Like most autoimmune diseases, it is not uncommon for scleroderma to run in the family. One family member could have multiple sclerosis, while another might have lupus or scleroderma. A third family member could be a thyroid disease patient.
Fortunately, the risk of developing scleroderma is low. However, the disease seems prevalent among Choctaw Native Americans in Oklahoma.
With this in mind, patients must share their family histories with their doctors to help determine the correct diagnosis.
What causes shortness of breath in scleroderma?
Shortness of breath is one of the symptoms of scleroderma. Most people with scleroderma often complain of difficulty in breathing.
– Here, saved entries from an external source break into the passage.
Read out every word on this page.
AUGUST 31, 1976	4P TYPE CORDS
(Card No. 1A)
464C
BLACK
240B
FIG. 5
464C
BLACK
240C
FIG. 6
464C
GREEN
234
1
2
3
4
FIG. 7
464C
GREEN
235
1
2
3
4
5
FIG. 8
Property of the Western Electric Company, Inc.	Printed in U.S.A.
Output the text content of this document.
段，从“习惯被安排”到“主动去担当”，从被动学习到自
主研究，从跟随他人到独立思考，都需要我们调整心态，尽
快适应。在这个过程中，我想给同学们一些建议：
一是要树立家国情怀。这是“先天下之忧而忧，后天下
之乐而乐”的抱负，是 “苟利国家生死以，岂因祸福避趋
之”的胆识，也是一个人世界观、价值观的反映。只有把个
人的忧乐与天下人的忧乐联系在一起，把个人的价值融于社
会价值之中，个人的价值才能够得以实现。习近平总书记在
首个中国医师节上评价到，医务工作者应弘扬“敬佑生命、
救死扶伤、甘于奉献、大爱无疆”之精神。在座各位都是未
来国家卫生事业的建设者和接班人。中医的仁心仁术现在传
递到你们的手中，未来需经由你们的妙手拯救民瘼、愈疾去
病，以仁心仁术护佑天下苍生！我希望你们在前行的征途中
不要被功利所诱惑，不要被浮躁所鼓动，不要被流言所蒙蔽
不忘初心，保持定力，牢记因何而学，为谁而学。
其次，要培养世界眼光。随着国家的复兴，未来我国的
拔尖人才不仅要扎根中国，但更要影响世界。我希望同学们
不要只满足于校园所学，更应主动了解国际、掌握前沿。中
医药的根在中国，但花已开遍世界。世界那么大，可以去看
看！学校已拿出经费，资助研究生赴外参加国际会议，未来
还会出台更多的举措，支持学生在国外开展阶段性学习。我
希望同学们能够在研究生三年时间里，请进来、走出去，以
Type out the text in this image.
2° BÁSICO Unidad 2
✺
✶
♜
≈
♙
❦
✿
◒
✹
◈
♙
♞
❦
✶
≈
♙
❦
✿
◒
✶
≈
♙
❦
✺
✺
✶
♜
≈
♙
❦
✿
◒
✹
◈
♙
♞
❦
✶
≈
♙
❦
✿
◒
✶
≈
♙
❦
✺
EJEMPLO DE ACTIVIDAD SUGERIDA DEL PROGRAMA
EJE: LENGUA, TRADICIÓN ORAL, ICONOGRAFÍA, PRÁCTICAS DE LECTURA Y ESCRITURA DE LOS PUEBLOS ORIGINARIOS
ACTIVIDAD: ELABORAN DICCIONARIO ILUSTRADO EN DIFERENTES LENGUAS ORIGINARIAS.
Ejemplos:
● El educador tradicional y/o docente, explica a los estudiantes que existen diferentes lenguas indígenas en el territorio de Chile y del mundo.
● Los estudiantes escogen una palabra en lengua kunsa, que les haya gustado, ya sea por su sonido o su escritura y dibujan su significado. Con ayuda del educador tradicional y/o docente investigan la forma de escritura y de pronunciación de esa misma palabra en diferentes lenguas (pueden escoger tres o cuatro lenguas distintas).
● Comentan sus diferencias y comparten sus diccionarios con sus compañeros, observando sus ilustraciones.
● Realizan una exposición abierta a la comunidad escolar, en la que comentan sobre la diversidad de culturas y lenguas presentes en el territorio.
As you already know, scleroderma affects not only the skin but also other parts and organs, including the lungs, muscles, and heart.
Potential causes of shortness of breath in scleroderma patients include:
- High blood pressure in the lungs (pulmonary hypertension)
- Scarring of the lungs (pulmonary fibrosis)
- Muscle weakness or deconditioning
- Valvular heart disease
- Diastolic dysfunction
- Systolic dysfunction
- Coronary artery disease
Easing pain and fatigue in your joints
Scleroderma can result in multiple complications such as anemia, Sjogren’s disease, thyroid disease, inflammatory arthritis, and sleep apnea. These complications can lead to pain and fatigue in the joints.
It is essential to discuss your symptoms with your physician or healthcare provider. Knowing the exact cause of the fatigue can help you manage the pain accordingly. Possible relief options include medications and physiotherapy.
Why does scleroderma cause gastrointestinal issues?
Some people with scleroderma might complain of a funny feeling in their guts. Gastrointestinal involvement is a common occurrence with this condition, but the symptoms vary from patient to patient.
Here are some of the gastrointestinal symptoms associated with scleroderma:
- Acid reflux disease
- Episodic diarrhea caused by bacterial growth
- Constipation
- Fecal incontinence from fibrosis of the anal sphincter
- Gastroparesis (the stomach moving food slowly)
- Bloating and feeling full
- Swallowing problems
- Impairment of the esophageal muscles
Is scleroderma easy to diagnose?
Scleroderma is not easy to diagnose since it has striking similarities with other conditions. Moreover, it might be challenging to tell if the disease is systemic sclerosis if it manifests itself on the internal body organs rather than the skin.
Sharing your symptoms and family history with your healthcare provider can go a long way in helping diagnose the disease correctly.